A group of people fighting the plan to move the Trans-Canada Highway in Bonshaw are holding a plebiscite on the issue next week.
The group against the so-called Plan B said the citizens' plebiscite will begin Monday at 7 a.m. and run through Wednesday until 7 p.m.
All registered voters on the Island will be able to vote online or through mail-in ballots, available at Co-op stores across the province.
Plebiscites have no legal standing with respect to law or decision-making. According to the group's website, they are a simple mechanism for government to learn the opinions of the voting public on an important issue.
The online voting system is not regulated and, theoretically, people can vote as many times as they like.
Chris Ortenburger, one of the organizers of the vote, said she hopes people will use the honour system and not vote too many times.
She said she hopes the provincial government pays attention to the results.
"I am assuming that politicians, government listens to any sort of strongly expressed public opinion," Ortenburger said, "and anything that kind of opens up democracy, has got to be a good thing."
Dave Moore, owner of Bonshaw Breezes Bed and Breakfast, said he supports the plebiscite to stop the Trans-Canada reroute.
"We are not for this," Moore said, "There's no rationale, that we can see, especially when you're close to here, that justifies this expense."
Despite hundreds of signatures on a petition and a large protests outside Province House in April, the P.E.I. government has said the realignment of the Trans-Canada near Bonshaw is going ahead.
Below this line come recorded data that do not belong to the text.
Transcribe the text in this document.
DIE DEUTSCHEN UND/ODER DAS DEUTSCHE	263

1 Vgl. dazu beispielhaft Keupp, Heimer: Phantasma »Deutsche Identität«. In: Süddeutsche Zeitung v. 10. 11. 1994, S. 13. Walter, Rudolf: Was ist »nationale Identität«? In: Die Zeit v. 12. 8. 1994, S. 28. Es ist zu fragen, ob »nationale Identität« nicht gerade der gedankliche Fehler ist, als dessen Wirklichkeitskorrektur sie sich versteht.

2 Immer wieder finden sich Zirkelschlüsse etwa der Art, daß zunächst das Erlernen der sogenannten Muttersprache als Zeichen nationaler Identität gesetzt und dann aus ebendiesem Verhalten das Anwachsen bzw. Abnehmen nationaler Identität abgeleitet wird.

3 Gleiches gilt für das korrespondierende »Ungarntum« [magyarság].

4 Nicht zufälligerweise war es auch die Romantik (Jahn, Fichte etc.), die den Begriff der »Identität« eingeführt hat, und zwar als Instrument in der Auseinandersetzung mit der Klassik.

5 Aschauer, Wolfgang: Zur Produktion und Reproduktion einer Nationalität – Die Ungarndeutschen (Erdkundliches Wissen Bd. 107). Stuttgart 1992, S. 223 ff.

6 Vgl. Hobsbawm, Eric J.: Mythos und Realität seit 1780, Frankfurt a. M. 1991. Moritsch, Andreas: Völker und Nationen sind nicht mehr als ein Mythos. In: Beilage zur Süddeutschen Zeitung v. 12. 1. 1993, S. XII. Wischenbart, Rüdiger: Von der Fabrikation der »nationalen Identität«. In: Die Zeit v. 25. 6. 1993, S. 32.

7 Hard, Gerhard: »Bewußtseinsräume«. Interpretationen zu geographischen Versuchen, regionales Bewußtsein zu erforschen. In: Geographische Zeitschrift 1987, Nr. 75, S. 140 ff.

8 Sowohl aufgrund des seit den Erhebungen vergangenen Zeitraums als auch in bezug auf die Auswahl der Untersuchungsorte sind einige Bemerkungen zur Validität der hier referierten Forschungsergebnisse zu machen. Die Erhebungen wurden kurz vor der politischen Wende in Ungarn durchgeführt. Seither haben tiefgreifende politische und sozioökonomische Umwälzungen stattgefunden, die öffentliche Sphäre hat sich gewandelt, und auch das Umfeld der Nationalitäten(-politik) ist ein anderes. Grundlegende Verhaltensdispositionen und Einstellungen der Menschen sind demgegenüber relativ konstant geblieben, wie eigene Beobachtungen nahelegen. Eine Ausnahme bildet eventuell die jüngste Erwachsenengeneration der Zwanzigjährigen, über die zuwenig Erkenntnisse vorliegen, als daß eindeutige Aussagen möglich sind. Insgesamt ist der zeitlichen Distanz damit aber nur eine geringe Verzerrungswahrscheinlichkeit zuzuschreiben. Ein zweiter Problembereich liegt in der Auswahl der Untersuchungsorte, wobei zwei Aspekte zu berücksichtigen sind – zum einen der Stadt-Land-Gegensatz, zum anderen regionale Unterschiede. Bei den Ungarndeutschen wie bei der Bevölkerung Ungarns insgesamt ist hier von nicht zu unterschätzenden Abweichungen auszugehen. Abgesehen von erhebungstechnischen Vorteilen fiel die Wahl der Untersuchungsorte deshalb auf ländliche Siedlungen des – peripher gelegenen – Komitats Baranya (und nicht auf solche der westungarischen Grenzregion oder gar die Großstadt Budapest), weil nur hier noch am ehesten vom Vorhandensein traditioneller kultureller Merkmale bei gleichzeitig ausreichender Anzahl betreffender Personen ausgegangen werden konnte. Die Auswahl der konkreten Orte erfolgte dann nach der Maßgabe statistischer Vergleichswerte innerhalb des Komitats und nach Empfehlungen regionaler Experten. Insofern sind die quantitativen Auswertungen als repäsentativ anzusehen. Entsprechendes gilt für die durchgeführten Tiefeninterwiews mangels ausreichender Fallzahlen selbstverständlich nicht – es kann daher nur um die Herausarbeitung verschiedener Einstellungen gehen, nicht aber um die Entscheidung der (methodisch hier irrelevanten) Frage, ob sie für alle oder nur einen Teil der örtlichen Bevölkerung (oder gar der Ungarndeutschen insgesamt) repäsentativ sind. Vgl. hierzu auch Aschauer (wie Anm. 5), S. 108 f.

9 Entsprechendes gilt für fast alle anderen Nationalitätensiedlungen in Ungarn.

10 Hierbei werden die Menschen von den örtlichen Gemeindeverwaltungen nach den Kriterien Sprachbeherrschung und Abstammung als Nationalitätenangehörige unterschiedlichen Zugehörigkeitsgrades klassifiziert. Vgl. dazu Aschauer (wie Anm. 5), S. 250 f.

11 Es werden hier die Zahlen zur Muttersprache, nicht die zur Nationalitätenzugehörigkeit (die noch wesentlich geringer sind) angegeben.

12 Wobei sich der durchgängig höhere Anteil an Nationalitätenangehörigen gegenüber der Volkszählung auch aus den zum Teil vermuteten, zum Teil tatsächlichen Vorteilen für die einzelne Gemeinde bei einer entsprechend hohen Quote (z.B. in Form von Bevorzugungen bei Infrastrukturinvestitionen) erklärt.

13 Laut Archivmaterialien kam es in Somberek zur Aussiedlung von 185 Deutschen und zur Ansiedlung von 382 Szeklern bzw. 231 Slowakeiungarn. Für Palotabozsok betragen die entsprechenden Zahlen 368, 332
Transportation Minister Robert Vessey said the citizens' plebiscite will have no influence on government's decision to move ahead with a realignment of the highway.
Vessey said residents have had plenty of opportunity to voice their opinion and government has to address what it sees as a safety issue.
"I kind of refer to the plebiscite vote like an online petition," Vessey said.
"We have already received an online petition from the group that is opposed to the highway. We have had eight public meetings and we've even had a meeting with the premier and some of the people that were opposed to it. And this is another form of their opposition to the project. And again we are going forward with the project."
Vessey expects tenders for the $16 million project will go out in mid-July.
Construction should begin September 1.
Moore said he and others in Bonshaw are frustrated with the government's unwavering commitment to going ahead with the project.
"We're getting frustrated with that exact statement, 'It's going ahead, we're going to start the bulldozers next month and that's the way it's going to be,'" Moore said.
Opposition leader Olive Crane said she supports the plebiscite.
She said all Islanders should vote.
"If 10,000 people voted, that certainly would be a message from Islanders that government should pay attention to," Crane said.
Crane said in times of austerity, it's important that government only spend money in areas that are priorities for Islanders. She said this project is not.
The rerouting involves 34 private properties, including 10 homes. The province has said affected residents will be compensated.
About $4 million has been set aside to purchase all of the affected properties, including the large, forested New Haven Campground, which used to be the amusement park, Encounter Creek.